**(i)** | **Marks** | **Guidance**
---|---|---
Gradient $DE = -\frac{1}{2}$ | B1 1 | $-\frac{1}{2}$ (any working seen must be correct)

**(ii)** | **Marks** | **Guidance**
---|---|---
$y - 3 = -\frac{1}{2}(x-2)$ | M1 | Correct equation for straight line, any gradient, passing through F
 | A1 | $y - 3 = -\frac{1}{2}(x-2)$ aef
$x + 2y - 8 = 0$ | A1 3 | $x + 2y - 8 = 0$ (this form but can have fractional coefficients e.g. $\frac{1}{2}x + y - 4 = 0$)

**(iii)** | **Marks** | **Guidance**
---|---|---
Gradient $EF = \frac{4}{2} = 2$ | B1 | Correct supporting working must be seen
$-\frac{1}{2} \times 2 = -1$ | B1 2 | Attempt to show that product of their gradients = -1 o.e.

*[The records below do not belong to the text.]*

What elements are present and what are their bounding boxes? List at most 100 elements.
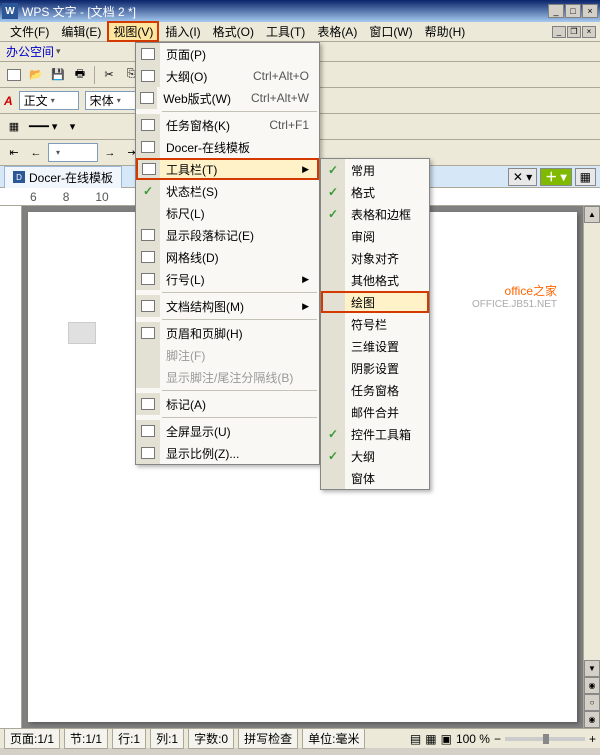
scroll-down-button[interactable]: ▼ — [584, 660, 600, 677]
open-button[interactable]: 📂 — [26, 65, 46, 85]
status-spellcheck[interactable]: 拼写检查 — [238, 728, 298, 749]
maximize-button[interactable]: □ — [565, 4, 581, 18]
view-menu-item[interactable]: 文档结构图(M)▶ — [136, 295, 319, 317]
style-combo[interactable]: 正文▾ — [19, 91, 79, 110]
menu-item-label: 全屏显示(U) — [166, 423, 309, 440]
minimize-button[interactable]: _ — [548, 4, 564, 18]
zoom-out-button[interactable]: − — [494, 732, 501, 746]
view-menu-item[interactable]: ✓状态栏(S) — [136, 180, 319, 202]
toolbar-submenu-item[interactable]: ✓表格和边框 — [321, 203, 429, 225]
menu-tools[interactable]: 工具(T) — [260, 21, 311, 42]
toolbar-submenu-item[interactable]: ✓常用 — [321, 159, 429, 181]
toolbar-submenu-item[interactable]: 任务窗格 — [321, 379, 429, 401]
menu-table[interactable]: 表格(A) — [311, 21, 363, 42]
view-menu-item[interactable]: 大纲(O)Ctrl+Alt+O — [136, 65, 319, 87]
status-section[interactable]: 节:1/1 — [64, 728, 108, 749]
view-menu-item[interactable]: 任务窗格(K)Ctrl+F1 — [136, 114, 319, 136]
tab-close-button[interactable]: ✕ ▾ — [508, 168, 537, 186]
menu-item-label: 显示比例(Z)... — [166, 445, 309, 462]
outline-right-button[interactable]: → — [100, 143, 120, 163]
menu-item-label: 显示脚注/尾注分隔线(B) — [166, 369, 309, 386]
tab-add-button[interactable]: ＋ ▾ — [540, 168, 571, 186]
doc-minimize-button[interactable]: _ — [552, 26, 566, 38]
prev-page-button[interactable]: ◉ — [584, 677, 600, 694]
toolbar-submenu-item[interactable]: 阴影设置 — [321, 357, 429, 379]
zoom-in-button[interactable]: + — [589, 732, 596, 746]
view-menu-item[interactable]: Web版式(W)Ctrl+Alt+W — [136, 87, 319, 109]
mark-icon — [136, 393, 160, 415]
cut-button[interactable]: ✂ — [99, 65, 119, 85]
menu-insert[interactable]: 插入(I) — [159, 21, 206, 42]
menu-format[interactable]: 格式(O) — [207, 21, 260, 42]
toolbar-submenu-item[interactable]: ✓格式 — [321, 181, 429, 203]
dropdown-icon[interactable]: ▾ — [56, 46, 61, 57]
view-menu-item[interactable]: Docer-在线模板 — [136, 136, 319, 158]
new-button[interactable] — [4, 65, 24, 85]
view-web-icon[interactable]: ▣ — [441, 732, 452, 746]
tab-docer[interactable]: D Docer-在线模板 — [4, 166, 122, 188]
status-line[interactable]: 行:1 — [112, 728, 146, 749]
toolbar-submenu-item[interactable]: 对象对齐 — [321, 247, 429, 269]
toolbar-submenu-item[interactable]: 窗体 — [321, 467, 429, 489]
menu-view[interactable]: 视图(V) — [107, 21, 159, 42]
tab-list-button[interactable]: ▦ — [575, 168, 596, 186]
toolbar-submenu-item[interactable]: 审阅 — [321, 225, 429, 247]
view-menu-item[interactable]: 标记(A) — [136, 393, 319, 415]
menu-shortcut: Ctrl+Alt+W — [251, 91, 309, 105]
toolbar-submenu-item[interactable]: ✓控件工具箱 — [321, 423, 429, 445]
promote-button[interactable]: ⇤ — [4, 143, 24, 163]
check-icon: ✓ — [321, 423, 345, 445]
browse-object-button[interactable]: ○ — [584, 694, 600, 711]
view-normal-icon[interactable]: ▤ — [410, 732, 421, 746]
toolbar-submenu-item[interactable]: 符号栏 — [321, 313, 429, 335]
status-col[interactable]: 列:1 — [150, 728, 184, 749]
status-page[interactable]: 页面:1/1 — [4, 728, 60, 749]
view-menu-item[interactable]: 显示段落标记(E) — [136, 224, 319, 246]
outline-left-button[interactable]: ← — [26, 143, 46, 163]
scroll-up-button[interactable]: ▲ — [584, 206, 600, 223]
vertical-ruler[interactable] — [0, 206, 22, 728]
toolbar-submenu-item[interactable]: 绘图 — [321, 291, 429, 313]
check-icon: ✓ — [321, 445, 345, 467]
view-menu-item[interactable]: 网格线(D) — [136, 246, 319, 268]
vertical-scrollbar[interactable]: ▲ ▼ ◉ ○ ◉ — [583, 206, 600, 728]
toolbar-icon — [138, 160, 160, 178]
menu-edit[interactable]: 编辑(E) — [55, 21, 107, 42]
save-button[interactable]: 💾 — [48, 65, 68, 85]
toolbar-submenu-item[interactable]: 其他格式 — [321, 269, 429, 291]
submenu-arrow-icon: ▶ — [302, 164, 309, 175]
view-menu-item[interactable]: 页面(P) — [136, 43, 319, 65]
border-weight-button[interactable]: ▾ — [62, 117, 82, 137]
view-menu-item[interactable]: 工具栏(T)▶ — [136, 158, 319, 180]
next-page-button[interactable]: ◉ — [584, 711, 600, 728]
doc-close-button[interactable]: × — [582, 26, 596, 38]
zoom-value[interactable]: 100 % — [456, 732, 490, 746]
view-menu-item[interactable]: 显示比例(Z)... — [136, 442, 319, 464]
menu-help[interactable]: 帮助(H) — [419, 21, 472, 42]
toolbar-submenu-item[interactable]: ✓大纲 — [321, 445, 429, 467]
submenu-item-label: 对象对齐 — [351, 250, 419, 267]
toolbar-submenu-item[interactable]: 邮件合并 — [321, 401, 429, 423]
view-menu-item[interactable]: 标尺(L) — [136, 202, 319, 224]
view-menu-item[interactable]: 页眉和页脚(H) — [136, 322, 319, 344]
menu-bar: 文件(F) 编辑(E) 视图(V) 插入(I) 格式(O) 工具(T) 表格(A… — [0, 22, 600, 42]
menu-file[interactable]: 文件(F) — [4, 21, 55, 42]
status-unit[interactable]: 单位:毫米 — [302, 728, 365, 749]
print-button[interactable]: 🖶 — [70, 65, 90, 85]
workspace-link[interactable]: 办公空间 — [6, 43, 54, 60]
view-menu-item[interactable]: 全屏显示(U) — [136, 420, 319, 442]
toolbar-submenu-item[interactable]: 三维设置 — [321, 335, 429, 357]
menu-window[interactable]: 窗口(W) — [363, 21, 418, 42]
view-outline-icon[interactable]: ▦ — [425, 732, 436, 746]
menu-item-label: 标记(A) — [166, 396, 309, 413]
view-menu-item: 显示脚注/尾注分隔线(B) — [136, 366, 319, 388]
outline-level-combo[interactable]: ▾ — [48, 143, 98, 162]
close-button[interactable]: × — [582, 4, 598, 18]
zoom-slider[interactable] — [505, 737, 585, 741]
draw-table-button[interactable]: ▦ — [4, 117, 24, 137]
border-style-button[interactable]: ━━━ ▾ — [26, 117, 60, 137]
menu-item-label: 标尺(L) — [166, 205, 309, 222]
view-menu-item[interactable]: 行号(L)▶ — [136, 268, 319, 290]
status-words[interactable]: 字数:0 — [188, 728, 234, 749]
doc-restore-button[interactable]: ❐ — [567, 26, 581, 38]
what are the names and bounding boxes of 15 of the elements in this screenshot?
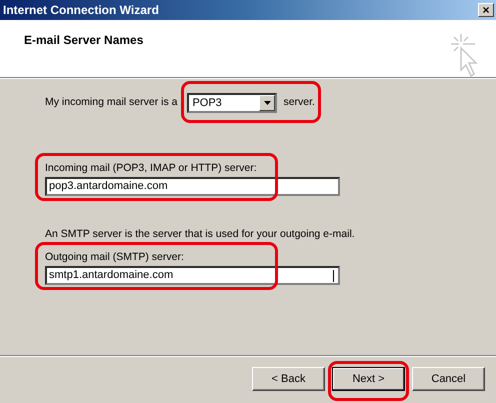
wizard-button[interactable]: Cancel <box>412 367 485 391</box>
info-text: An SMTP server is the server that is used for your outgoing e-mail. <box>45 227 356 242</box>
page-title: E-mail Server Names <box>24 32 144 45</box>
wizard-button[interactable]: Next > <box>332 367 405 391</box>
server-suffix-text: server. <box>283 95 315 110</box>
server-type-dropdown[interactable]: POP3 <box>187 93 278 113</box>
field-label: Outgoing mail (SMTP) server: <box>45 250 185 265</box>
field-label: Incoming mail (POP3, IMAP or HTTP) server: <box>45 161 258 176</box>
text-cursor-icon <box>333 270 334 282</box>
input-field[interactable]: smtp1.antardomaine.com <box>45 266 340 285</box>
window-title: Internet Connection Wizard <box>3 2 159 19</box>
wizard-button[interactable]: < Back <box>252 367 325 391</box>
input-field[interactable]: pop3.antardomaine.com <box>45 177 340 196</box>
server-type-text: My incoming mail server is a <box>45 95 178 110</box>
close-button[interactable]: × <box>478 3 494 17</box>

**(iv)** | **Marks** | **Guidance**
---|---|---
$DF = \sqrt{4^2 + 3^2} = 5$ | M1 | $\sqrt{(x_2 - x_1)^2 + (y_2 - y_1)^2}$ used
 | A1 2 | $5$

**(v)** | **Marks** | **Guidance**
---|---|---
$DF$ is a diameter as angle $DEF$ is a right angle. | B1 | Justification that $DF$ is a diameter
Mid-point of $DF$ or centre of circle is $(0, 1\frac{1}{2})$ | B1 | Mid-point of $DF$ or centre of circle is $(0, 1\frac{1}{2})$
Radius $= 2.5$ | B1 | Radius $= 2.5$
$x^2 + (y - \frac{3}{2})^2 = (\frac{5}{2})^2$ | B1 $\sqrt{--}$ | $x^2 + (y - \frac{3}{2})^2 = (\frac{5}{2})^2$
$x^2 + y^2 - 3y + \frac{9}{4} = \frac{25}{4}$ | | 
$x^2 + y^2 - 3y - 4 = 0$ | B1 5 | $x^2 + y^2 - 3y - 4 = 0$ obtained correctly with at least one line of intermediate working.
 | | **SR** For working that only shows $x^2 + y^2 - 3y - 4 = 0$ is equation for a circle with centre $(0, 1\frac{1}{2})$ and radius $2.5$: B1
| **13** |